Plus précisément, ce qui définit la transidentité c’est l’identité personnelle et psychologique. Les assinnu, gala, etc. ont un rôle rituel et symbolique. On ne sait pas si ces personnes se perçevaient comme homme, ou femme, ou “ni homme ni femme”, ou une catégorie sacrée à part. C’est très anachronique de les qualifier de trans.
Reconnaître aujourd’hui l’importance des personnes trans et de genre divers dans nos communautés, est, en quelque sorte, une continuité du respect accordé à ces figures anciennes.

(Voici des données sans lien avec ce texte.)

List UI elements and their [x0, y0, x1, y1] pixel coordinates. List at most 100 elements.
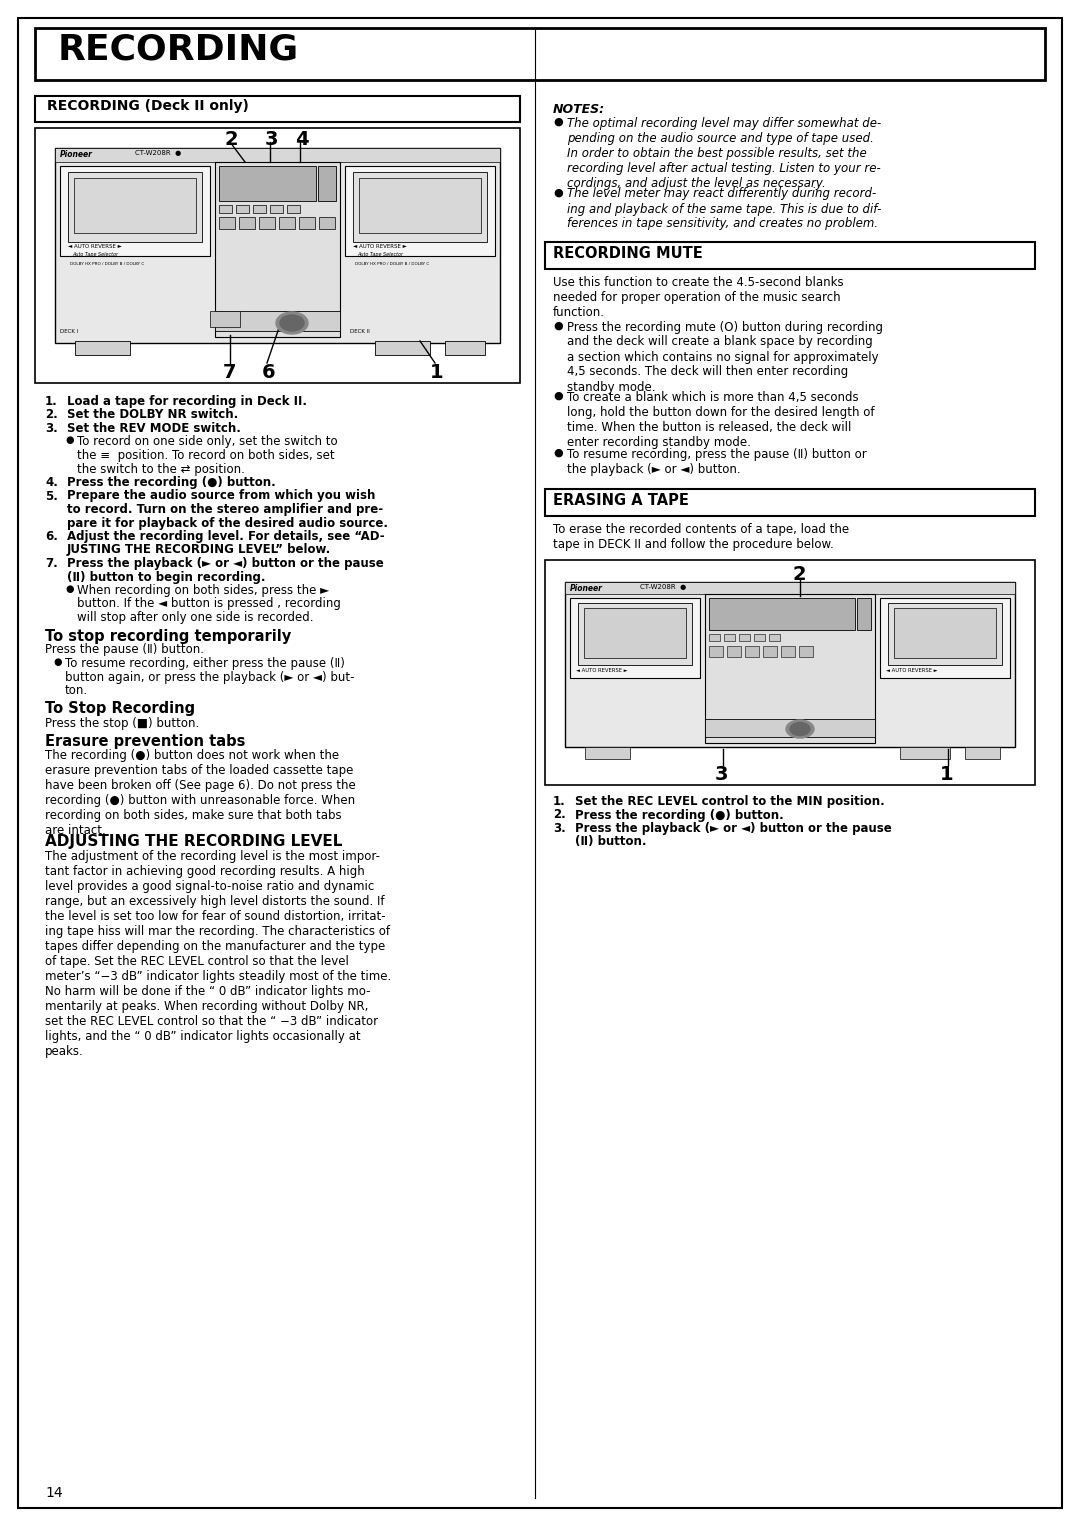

Reconnaitre l’existence de figures anciennes qui ne se conforment pas à l’identité de genre de leur époque c’est important oui.
Mais il faut quand même faire attention à ne pas projeter nos concepts actuels sur elles.
Joyeux gateau-jour!
Merci !
Oui, clairement. Mais les notions de sexes/genre <> [M,F] ont été valides a plus d’un endroit et un période. C’est ça que j’ai trouve intéressant (je savait pas pour la Mésopotamie).
intéressant ! j’avais déjà entendu parler des assinnus, mais pas des ša rēši.